I’m in agreement with the Wolves’ plan to protect Ricky Rubio’s ankle by limiting his minutes.
They should hardly ever play him more than 48.
Asked whether his team hit a “lull’’ when Rubio was on the sideline, Wolves coach Flip Saunders said, “Yeah — we had one for 46 games.’’
Wednesday night, Rubio played a real game on the Target Center court for the first time in months. He played 23 minutes. He had nine assists. The Wolves beat Miami 102-101 as the Heat, in the fourth quarter, pulled off a killer impersonation of a drunk falling down stairs in the dark.
With Rubio acting as the offensive and defensive head of the snake, the Wolves, for a night, looked more cobra than garter.
“He’s Ricky,’’ said shooting guard Kevin Martin. “He’s good at what he does.’’
Rubio is such a deft passer, he even found a way to get Anthony Bennett a bucket.
Rubio was speed-dribbling down the right side of the court in the first quarter. Bennett was sprinting left. Rubio whipped his head right, as if planning to throw a bullet pass to the beer vendor in the third row, when he simultaneously flung a long bounce pass that caught Bennett in full stride for a dunk. Surprisingly, Bennett didn’t dribble to the three-point line.
Wednesday night, that Rubio pass was more emblematic than unique.
In the first quarter, Rubio threw wrap-around bounce passes to cutters. He threw alley-oops. On an early possession, he leaped into the air while powering a bounce pass into Nikola Pekovic’s hands for a layup. “I’m excited just to come and watch Ricky play,’’ Saunders said.

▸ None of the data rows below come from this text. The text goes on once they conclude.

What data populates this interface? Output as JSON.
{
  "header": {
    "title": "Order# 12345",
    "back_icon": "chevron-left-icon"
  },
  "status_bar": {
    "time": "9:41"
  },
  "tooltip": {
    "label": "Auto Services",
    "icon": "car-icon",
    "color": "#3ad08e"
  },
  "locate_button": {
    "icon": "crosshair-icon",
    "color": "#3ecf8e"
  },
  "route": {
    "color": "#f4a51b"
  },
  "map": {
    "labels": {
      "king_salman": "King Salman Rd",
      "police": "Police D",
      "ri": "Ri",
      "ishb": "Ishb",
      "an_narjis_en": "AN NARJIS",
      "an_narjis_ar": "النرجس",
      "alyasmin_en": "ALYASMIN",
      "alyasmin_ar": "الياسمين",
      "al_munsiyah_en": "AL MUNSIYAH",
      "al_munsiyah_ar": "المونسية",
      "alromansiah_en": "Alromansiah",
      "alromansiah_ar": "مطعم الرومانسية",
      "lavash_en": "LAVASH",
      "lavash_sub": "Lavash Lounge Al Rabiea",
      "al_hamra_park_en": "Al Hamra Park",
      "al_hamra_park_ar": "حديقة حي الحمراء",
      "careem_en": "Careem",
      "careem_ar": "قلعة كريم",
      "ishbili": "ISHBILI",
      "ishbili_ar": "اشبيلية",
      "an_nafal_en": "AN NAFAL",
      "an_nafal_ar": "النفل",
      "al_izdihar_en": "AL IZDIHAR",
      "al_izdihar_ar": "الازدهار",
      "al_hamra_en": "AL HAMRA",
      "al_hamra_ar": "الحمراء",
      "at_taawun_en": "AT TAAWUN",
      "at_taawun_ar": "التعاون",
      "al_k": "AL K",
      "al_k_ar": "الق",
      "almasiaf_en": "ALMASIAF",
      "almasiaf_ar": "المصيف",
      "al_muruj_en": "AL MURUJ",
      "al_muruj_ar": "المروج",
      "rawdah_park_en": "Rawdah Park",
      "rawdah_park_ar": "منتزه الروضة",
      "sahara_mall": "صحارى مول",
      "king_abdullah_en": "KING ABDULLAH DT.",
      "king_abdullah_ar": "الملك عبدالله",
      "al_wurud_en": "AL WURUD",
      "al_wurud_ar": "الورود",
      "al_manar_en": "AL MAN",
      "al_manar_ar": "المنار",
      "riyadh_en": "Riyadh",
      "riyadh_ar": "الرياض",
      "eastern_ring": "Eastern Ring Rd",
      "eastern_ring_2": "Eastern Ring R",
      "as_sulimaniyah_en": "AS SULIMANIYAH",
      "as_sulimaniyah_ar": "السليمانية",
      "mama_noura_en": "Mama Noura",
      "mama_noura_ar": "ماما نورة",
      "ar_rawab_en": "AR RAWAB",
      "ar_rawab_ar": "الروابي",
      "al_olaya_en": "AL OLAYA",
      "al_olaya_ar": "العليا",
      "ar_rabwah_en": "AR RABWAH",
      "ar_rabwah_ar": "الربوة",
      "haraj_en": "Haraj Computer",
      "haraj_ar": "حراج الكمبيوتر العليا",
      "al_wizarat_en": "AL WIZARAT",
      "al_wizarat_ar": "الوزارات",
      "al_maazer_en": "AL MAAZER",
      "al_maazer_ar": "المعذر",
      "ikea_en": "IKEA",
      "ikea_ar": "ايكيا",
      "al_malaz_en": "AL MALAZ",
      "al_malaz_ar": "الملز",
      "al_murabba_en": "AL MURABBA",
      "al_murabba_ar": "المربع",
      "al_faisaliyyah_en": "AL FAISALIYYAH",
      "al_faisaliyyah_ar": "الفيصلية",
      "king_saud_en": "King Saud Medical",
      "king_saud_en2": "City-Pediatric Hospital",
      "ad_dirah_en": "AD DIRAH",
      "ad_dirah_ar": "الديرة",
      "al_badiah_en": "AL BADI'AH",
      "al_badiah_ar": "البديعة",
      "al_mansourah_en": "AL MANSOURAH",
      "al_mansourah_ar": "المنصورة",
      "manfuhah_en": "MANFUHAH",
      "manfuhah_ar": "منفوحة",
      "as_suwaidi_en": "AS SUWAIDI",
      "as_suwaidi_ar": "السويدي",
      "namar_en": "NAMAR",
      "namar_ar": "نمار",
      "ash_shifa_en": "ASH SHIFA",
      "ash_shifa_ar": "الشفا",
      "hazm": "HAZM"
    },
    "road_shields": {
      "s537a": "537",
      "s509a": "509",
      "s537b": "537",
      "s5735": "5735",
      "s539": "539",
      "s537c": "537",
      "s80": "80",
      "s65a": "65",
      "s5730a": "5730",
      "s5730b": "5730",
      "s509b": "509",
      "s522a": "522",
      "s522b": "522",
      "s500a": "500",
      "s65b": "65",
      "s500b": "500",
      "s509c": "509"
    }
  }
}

Rubio hadn’t played in a game at Target Center since Nov. 1, during a one-point loss to Chicago. The team initially described his injury as an ankle sprain. When three months passed without Rubio’s return, someone cynical about team-described injuries questioned why a player would miss so much time with such a minor ailment.
The Timberwolves finally revealed that there was significant bone bruising and other damage in the ankle. There was no reason to withhold that information. Nobody, other than Timberwolves loyalists, cared, and the Wolves should cater to their loyalists as much as possible in these lean days.
What’s important is that Rubio is finally back, giving the Wolves intriguing consecutive games in Target Center for the first time in … oh, why test our long-term memories?
Saturday, the place was packed to watch LeBron James soar and Kevin Love fail and Andrew Wiggins ascend. Wednesday, the place was not-so-packed to watch Rubio reintroduce artistry to the loyalists.
The leaping bounce pass. The two-handed cross-court skip pass. The length-of-court lead soon to be known in Minnesota as The Teddy. The bounce pass wrapped around his defender that hit a cutter in stride. The simple-yet-too-often-absent entry pass to the post.
“He made a difference early, a difference late,’’ Saunders said. “With him on the floor we probably shot around 61 percent, and our defense is better. He puts good pressure on the ball, and they can’t set up their offense quite as much.’’
The Wolves aren’t good. They aren’t in the same cell-tower range as good. That’s why the architecture of this ugly season might prove ideal.
The last time the Wolves blatantly tanked, they asked Mark Madsen to shoot three-pointers. Eyes bled. Souls wept.
This time, the Wolves are losing while developing one of the NBA’s most promising players, Wiggins, and now he will get to learn how to play with Rubio, yet not matter how well they play they are unlikely to damage the team’s ability to land a high draft pick.
The Wolves could finish with close to the worst record in the league while providing entertainment on a nightly basis, with Rubio experimenting with fast-break geometry and Wiggins experimenting with life as a franchise player.
It could be worse at Target Center.
It has been worse. Frequently.
Ask the loyalists, who had a rare reason to stand and cheer Wednesday night.